# 12" Rockwell contractors table saw.



## madts (Dec 30, 2011)

All. I have this Rockwell 12" contractors table saw and it is 34 years old. I need parts for it and can not find the model # for it. I can find the motor # because it is right on the motor, but the saw model # is nowhere to be found. Any ideas?


----------



## mafe (Dec 10, 2009)

Sorry no idea.
Best thoughts,
Mads


----------



## chrisstef (Mar 3, 2010)

Hmmm .. it should start wit ha 34 - xxx number somewhere on it. You can try over at vintagemachinery.org theyve got all kins oif great info over there. I cant imagine that there is a ton of 12" saw made by rockwell so it shouldnt be too hard to track down.


----------



## BensBeerStShop (Jan 8, 2012)

I'm with chrisstef, vintage machinery is where I would look first.


----------



## chrisstef (Mar 3, 2010)

ah hah … its an odd ball for sure but i did find a parts breakdown … http://www.toolpartsdirect.com/cgi-bin/schematic.cgi/delta/34-388

http://vintagemachinery.org/pubs/detail.aspx?id=3710

Looks like its a 34-388

I only found 2 that were for sale on the web. From what ive gathered they only made this saw for 2 years or so. Some unisaw parts will fit this saw.


----------



## madts (Dec 30, 2011)

Thanks all. I bought this saw new when I first came to the States in 1980. It is not fancy but it has kept on working and working. Now it needs parts. The handles to raise, and angle the blade.


----------



## quartrsawn (Aug 8, 2009)

Try www.ereplacementparts.com they have a Delta 34-388 listed , looks like it might be the same machine.


----------



## Mattfinisher (Mar 28, 2013)

I just inherited the same exact saw from my grandfather, and the motor bogs when cutting even plywood, anything I can do to fix this, inexpensively?


----------



## madts (Dec 30, 2011)

2 things come to mind. The motor is full of dust, blow it out. Or put a new blade on it. New blades can do wonders.


----------



## vanillabear1313 (Apr 2, 2015)

I too have this exact saw, I've had a hell of a time getting the blade to true up to the miter gauge slots. Any suggestions or idea's? I'm also in search of a manual for it if anyone has one?

Thank you very much!!!

-Justin


----------



## Bluepine38 (Dec 14, 2009)

The knobs are probably the same as the Delta Unisaw and Delta Cabinet saw. Check the part numbers on 
the two parts lists shown, The main problem is parts are gettilng hard to find for the older Delta equipment.
Let us know how this turn out.


----------



## unbob (Mar 10, 2013)

The saws can also be branded Delta, here is a parts list.
http://vintagemachinery.org/pubs/1141/3710.pdf
Not much different then the 10" version I have
The hand wheels are smaller then the Unisaw, and mounts are different. Best bet on spare parts are ebay. Most parts are the same as the 10", except the tie bars.


----------



## madts (Dec 30, 2011)

All: I got the parts some time ago. Had to wait 1 1/2 years for some of then. Runs and cuts great. 
Vanillabear: It can be cumbersome to align the blade to the miter slots. You have to get underneath and loosen the bolts that hold the arbor in place. I used a dial indicator to check for parallel.
Thanks for all your help.


----------



## Rrhizae (Nov 21, 2017)

I'm considering buying this saw. $200 but the motor is not mounted on the saw and there's a manageable bit of rust. He said he inherited it and has never used it. There's no wiring, but he said hooked it up at one point and it runs. i like that it has a 12" blade, but is it under powered for it?
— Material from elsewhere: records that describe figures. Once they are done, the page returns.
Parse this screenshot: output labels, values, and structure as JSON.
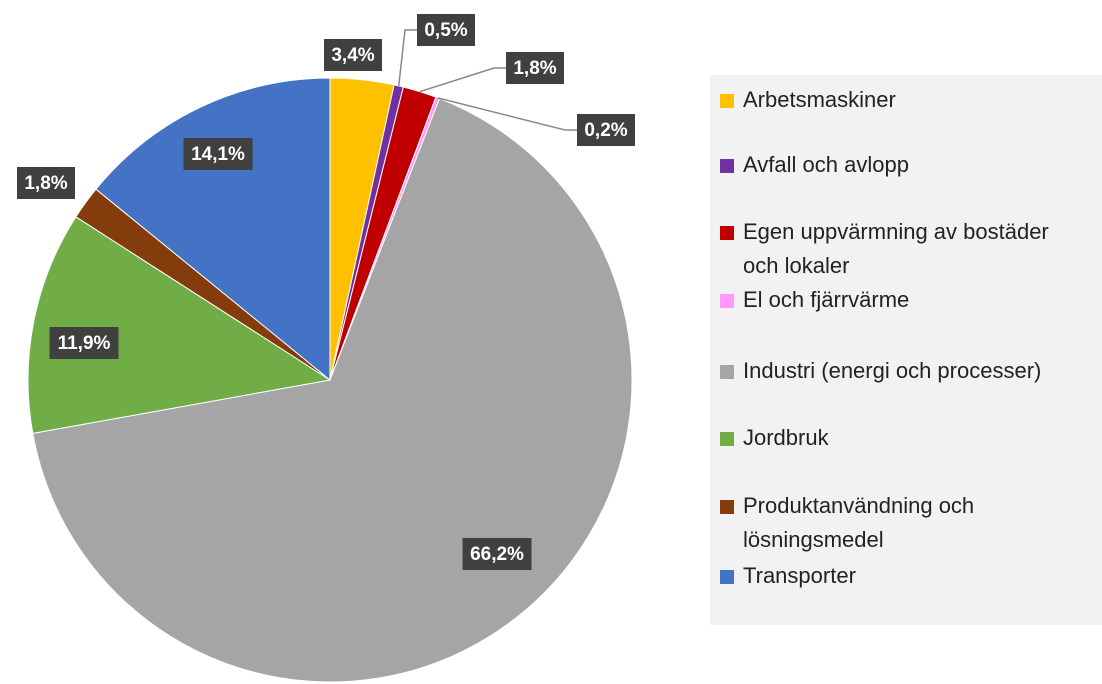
{
  "chart_data": {
    "type": "pie",
    "categories": [
      "Arbetsmaskiner",
      "Avfall och avlopp",
      "Egen uppvärmning av bostäder och lokaler",
      "El och fjärrvärme",
      "Industri (energi och processer)",
      "Jordbruk",
      "Produktanvändning och lösningsmedel",
      "Transporter"
    ],
    "values": [
      3.4,
      0.5,
      1.8,
      0.2,
      66.2,
      11.9,
      1.8,
      14.1
    ],
    "value_labels": [
      "3,4%",
      "0,5%",
      "1,8%",
      "0,2%",
      "66,2%",
      "11,9%",
      "1,8%",
      "14,1%"
    ],
    "colors": [
      "#ffc000",
      "#7030a0",
      "#c00000",
      "#ff99ff",
      "#a5a5a5",
      "#70ad47",
      "#843c0c",
      "#4472c4"
    ],
    "legend": "right"
  }
}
I need a very accurate, high powered saw that can cut 8/4 hardwoods +

Would any of the owners of this saw recommend that I buy it and put the effort into fixing it up?


----------



## madts (Dec 30, 2011)

Yes, Yes, and Yes.

==Madts.


----------



## knotscott (Feb 27, 2009)

> ...I need a very accurate, high powered saw that can cut 8/4 hardwoods +
> 
> - Rrhizae


A very accurate, high powered saw that can cut 8/4 hardwoods + for $200 is a tall order. I'd be inclined to hold out for a true 3hp cabinet saw.


----------



## bigblockyeti (Sep 9, 2013)

It does sound like you're asking for a lot but the saw sounds like it should be worth more than $200 once all put together so it's very unlikely you'd loose money on the deal.


----------